On February 18, 2010 the Company entered into a further LOI with Atwood.
5. Subsequent events
On March 29, 2010 by resolution the Membership interest capital was increased to 27,074 units authorized, with 3,614 further units issued for a total issued and outstanding of 27,074 member units.
On March 18, 2010 a Note Payable was executed with a related party.The note was for $5,000 with a maturity date of June 30, 2010 and carries an 8% per annum interest rate. Additionally the lender agreed to forgive $3,500 if a reverse merger transaction was completed prior to June 30, 2010.
PHREADZ USA, LLC
(A development-stage company)
Notes to Financial Statements
5. Subsequent events (continued)
On March 23, 2010 with funds received a Note Payable was executed for $5,000 with a maturity date of June 30, 2010 and carries an 8% per annum interest rate. Additionally the lender agreed to forgive $3,500 if a reverse merger transaction was completed prior to June 30, 2010.

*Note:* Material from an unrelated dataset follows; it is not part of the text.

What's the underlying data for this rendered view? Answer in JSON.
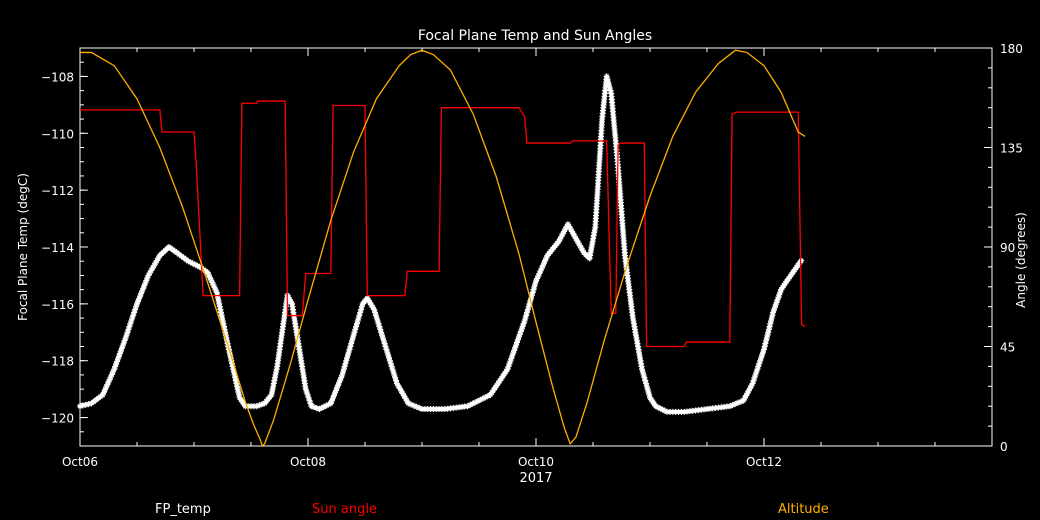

On March 23, 2010, $85,000 was received into an associated company with common members, UDM USA, LLC., and a Secured Promissory Note, a Subscription Agreement and an Intellectual Property Security Agreement (collectively “the Agreements”) was executed for $85,000. Phreadz USA, LLC received no proceeds from this $85,000. Phreadz USA, LLC is a party to the Agreements and contingently liable. The Secured Promissory Note carries an 8% annual interest rate, maturing June 30, 2010, and was entered into pursuant to the terms of the Subscription Agreement. The Subscription Agreement grants the right to the lender to receive $85,000 of an amount of securities in any subsequent equity financing on the same terms of a subsequent financing with no further consideration to the resultant issuer on the basis that a reverse merge transaction is completed prior to June 30, 2010. The Intellectual Property Security Agreement grants the lender a first priority security interest over certain Software Intellectual Property.
On March 25, 2010 a Note Payable was executed with funds received on March 26, 2010. The note was for $50,000 with a maturity date of June 30, 2010 and carries an 8% per annum interest rate.